I don't use/like much light. I use amber colored marker lights, just enough to see when looking for something in the boat, or moving around, and wear a small light on my hat to see when retying, etc.

Just mount them anywhere out of the way, and you can get them about anywhere.

ST


----------



## redbug (Aug 11, 2008)

not sure about the location of mounting But for purchasing we all should look to our website sponsors whenever possible
https://www.bluewaterled.com/ has been here on the board for a while and has great prices and deals on all your lighting needs

Wayne


----------



## sccamper (Aug 12, 2008)

I have been useing "Optronic, Fish-n-lite". They are single element incondesent bulbs. I use 2, 1 out each side near between mid and front. Then I burn a lantern off the transom, provides light to see lines and others to see you. I use a headlamp and somtimes a 4 aa Tap lites.


Oh, aboat forgot. You can also use a clamp on shop light. The half dome bowl type. Put a 12v rv type bulb in it and change the plug in end. You can clamp it where you need to see inside or clamp it on the side to light up the water.


----------



## fishsalot (Aug 13, 2008)

great i dear thanks


----------



## Popeye (Aug 13, 2008)

fishsalot said:


> what kind of lights you guys useing im looking to light up the boat at night to crappie fish



Are you looking to provide light inside the boat? I use Bluewater LED's in my boat (good prices and free shipping through Sunday too). I have white ones in my gear/rod and battery lockers and blue ones lighting my deck area and under my console.

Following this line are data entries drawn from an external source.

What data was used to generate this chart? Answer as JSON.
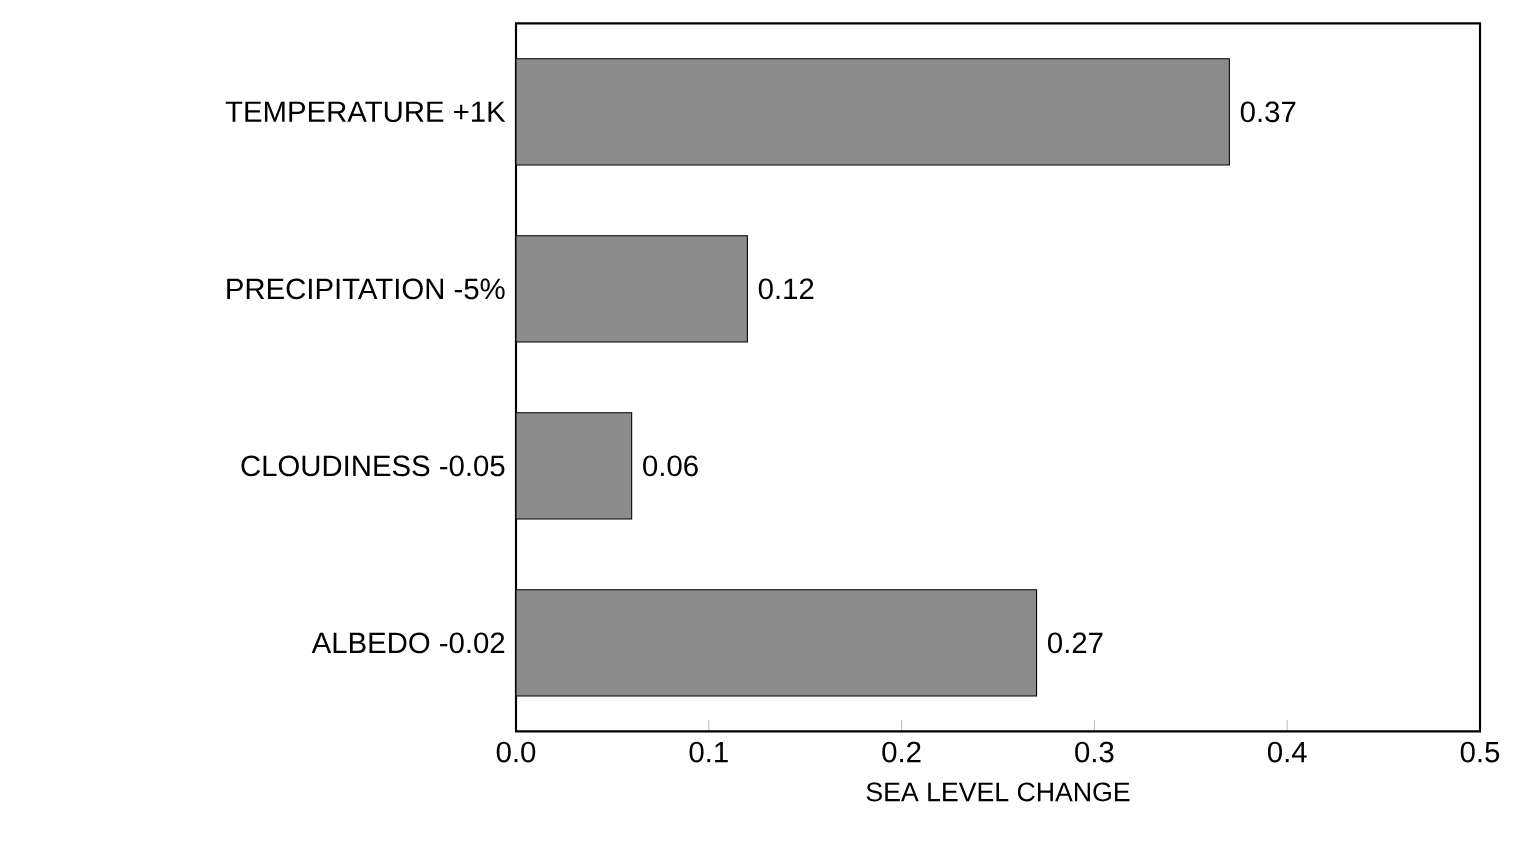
{
  "chart_data": {
    "type": "bar",
    "orientation": "horizontal",
    "xlabel": "SEA LEVEL CHANGE",
    "categories": [
      "TEMPERATURE +1K",
      "PRECIPITATION -5%",
      "CLOUDINESS -0.05",
      "ALBEDO -0.02"
    ],
    "values": [
      0.37,
      0.12,
      0.06,
      0.27
    ],
    "color": "#8c8c8c",
    "data_labels": true,
    "xlim": [
      0,
      0.5
    ],
    "xticks": [
      {
        "value": 0,
        "label": "0.0"
      },
      {
        "value": 0.1,
        "label": "0.1"
      },
      {
        "value": 0.2,
        "label": "0.2"
      },
      {
        "value": 0.3,
        "label": "0.3"
      },
      {
        "value": 0.4,
        "label": "0.4"
      },
      {
        "value": 0.5,
        "label": "0.5"
      }
    ]
  }
}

If you are looking for lighting outside the boat I do believe Bluewater can help you there as well.


----------



## fishsalot (Aug 14, 2008)

was thinking of useing them but alittle confused about the wireing hook ups
do they run off battery


----------



## Popeye (Aug 14, 2008)

fishsalot said:


> was thinking of useing them but alittle confused about the wireing hook ups
> do they run off battery



Yes, the LED's as well as any light you plan on using on your boat, will need to be powered by a battery of some sort. The advantage of using LED's is they draw less power and as such your battery will last longer. The LED's I got from Bluewater are easy to intall. Some 3M double sided foam tape (the red backed stuff used for attaching automotive trim works the best) and some wiring. I got my wire from Radio Shack and used what is called Rainbow wire. I used the 2 conductor rainbow wire (it's white and black). The pigtails on the LED's will be red and black. Just crimp the connectors to your wiring and then connect them to the ones on the LED's. I matched black to black and red to white. run the wires to your fuse block or battery and connect the black to negative and the white to positive. If connecting to a battery, I would also install an inline fuse,, just to be safe.


----------



## BlueWaterLED (Aug 25, 2008)

If anyone on this board ever wants to call and discuss lighting or wiring your boat you can reach me at 866-920-8245. I am glad to help if I can even if you aren't looking to buy anything.

Thanks for mentioning Blue Water guys!


----------



## G3_Guy (Aug 26, 2008)

LED all the way... Check out the link below. Thanks to bluewater for all the help!

https://www.tinboats.net/forum/viewtopic.php?f=13&t=2719&hili


----------